Al Bassam will link his adaptation of ancient texts -- The Lament for the Destruction of Ur and the Medea myth -- to the modern Arab context with his experience of building an interdisciplinary center for the new creation on Failaka, a depopulated, historically rich island in the Persian Gulf. He will examine themes of civilizational transience and explore models of cultural production that challenge the status quo of carbon dependency and resource extraction, introducing what he is calling "The Post-Petroleum Society."
Founded in collaboration with creative director Natasha Freedman, the Post-Petroleum Society project brings together artists, scientists, researchers, architects, urbanists, and various cultural and academic institutions to envisage a world beyond oil and other exploitative practices, using the tiny island of Failaka off the coast of Kuwait as a springboard. The experience with Failaka will serve as example to develop an archipelago of “islands,” sites of creation that rise up, where artistic production is wed to the local surroundings.
Columbia Global Centers | Paris is looking for Columbia researchers—faculty and students—to invest in and help develop this project as thought leaders and creative collaborators.
Beginning with the island of Failaka, this project will provide field work opportunities for students, responding to the imperatives formulated by Columbia’s new Center for Undergraduate Global Engagement. Failaka offers uncharted intellectual terrain for doctoral work and advanced research in a variety of disciplines: Middle Eastern Studies, Architecture, Anthropology, History, Archaeology, Botany, Urbanism, and Geography, to name only a few. Columbia’s unparalleled faculty and students, with their rigor and vision, can work intimately with creators involved with FIKAR (Failaka Instute for Knowledge and Arts Research, founded by Al Bassam) to produce innovative, multifaceted propositions.
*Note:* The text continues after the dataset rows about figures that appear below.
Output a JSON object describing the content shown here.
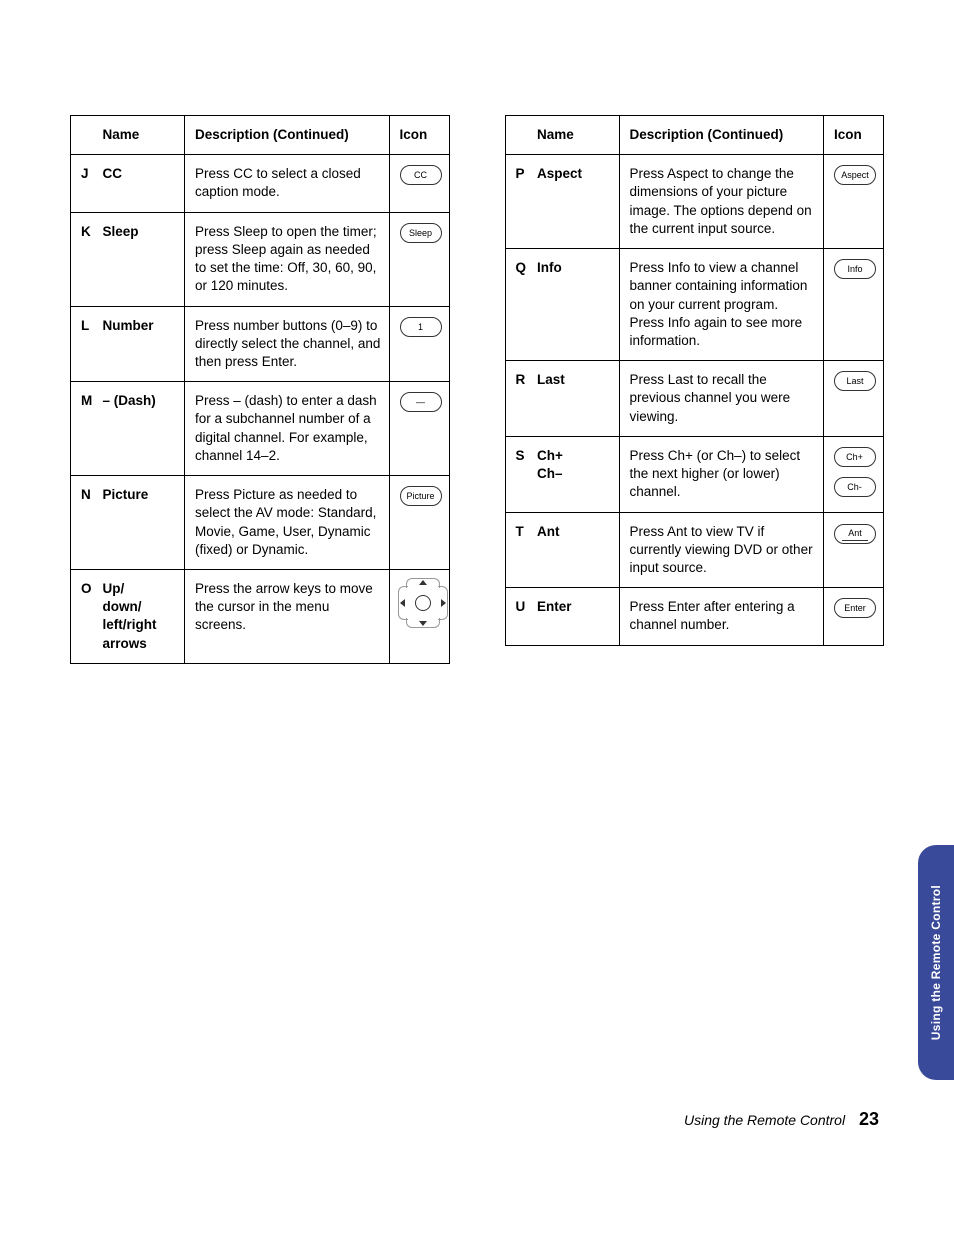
{
  "headers": {
    "name": "Name",
    "description": "Description (Continued)",
    "icon": "Icon"
  },
  "left_rows": [
    {
      "letter": "J",
      "name": "CC",
      "desc": "Press CC to select a closed caption mode.",
      "icon_label": "CC",
      "icon_type": "pill"
    },
    {
      "letter": "K",
      "name": "Sleep",
      "desc": "Press Sleep to open the timer; press Sleep again as needed to set the time: Off, 30, 60, 90, or 120 minutes.",
      "icon_label": "Sleep",
      "icon_type": "pill"
    },
    {
      "letter": "L",
      "name": "Number",
      "desc": "Press number buttons (0–9) to directly select the channel, and then press Enter.",
      "icon_label": "1",
      "icon_type": "pill"
    },
    {
      "letter": "M",
      "name": "– (Dash)",
      "desc": "Press – (dash) to enter a dash for a subchannel number of a digital channel. For example, channel 14–2.",
      "icon_label": "—",
      "icon_type": "pill"
    },
    {
      "letter": "N",
      "name": "Picture",
      "desc": "Press Picture as needed to select the AV mode: Standard, Movie, Game, User, Dynamic (fixed) or Dynamic.",
      "icon_label": "Picture",
      "icon_type": "pill"
    },
    {
      "letter": "O",
      "name": "Up/\ndown/\nleft/right arrows",
      "desc": "Press the arrow keys to move the cursor in the menu screens.",
      "icon_type": "dpad"
    }
  ],
  "right_rows": [
    {
      "letter": "P",
      "name": "Aspect",
      "desc": "Press Aspect to change the dimensions of your picture image. The options depend on the current input source.",
      "icon_label": "Aspect",
      "icon_type": "pill"
    },
    {
      "letter": "Q",
      "name": "Info",
      "desc": "Press Info to view a channel banner containing information on your current program. Press Info again to see more information.",
      "icon_label": "Info",
      "icon_type": "pill"
    },
    {
      "letter": "R",
      "name": "Last",
      "desc": "Press Last to recall the previous channel you were viewing.",
      "icon_label": "Last",
      "icon_type": "pill"
    },
    {
      "letter": "S",
      "name": "Ch+\nCh–",
      "desc": "Press Ch+ (or Ch–) to select the next higher (or lower) channel.",
      "icon_labels": [
        "Ch+",
        "Ch-"
      ],
      "icon_type": "stack"
    },
    {
      "letter": "T",
      "name": "Ant",
      "desc": "Press Ant to view TV if currently viewing DVD or other input source.",
      "icon_label": "Ant",
      "icon_type": "ant"
    },
    {
      "letter": "U",
      "name": "Enter",
      "desc": "Press Enter after entering a channel number.",
      "icon_label": "Enter",
      "icon_type": "pill"
    }
  ],
  "side_tab": "Using the Remote Control",
  "footer_text": "Using the Remote Control",
  "page_number": "23",
  "colors": {
    "side_tab_bg": "#3a4a9a",
    "border": "#000000",
    "text": "#000000"
  }
}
Through Columbia’s Global Centers, the knowledge produced can be scaled to other mainland/island geographies and contribute to theoretical understandings of the consequences of late-stage capitalism, acutely felt by island communities and nations. This synergy would lead to new practices, concerted action, and paradigm shifts that would allow us to transition our behavior, grow hope, and invent proposals as we are facing—or, for some islanders, already wading in—this emergency.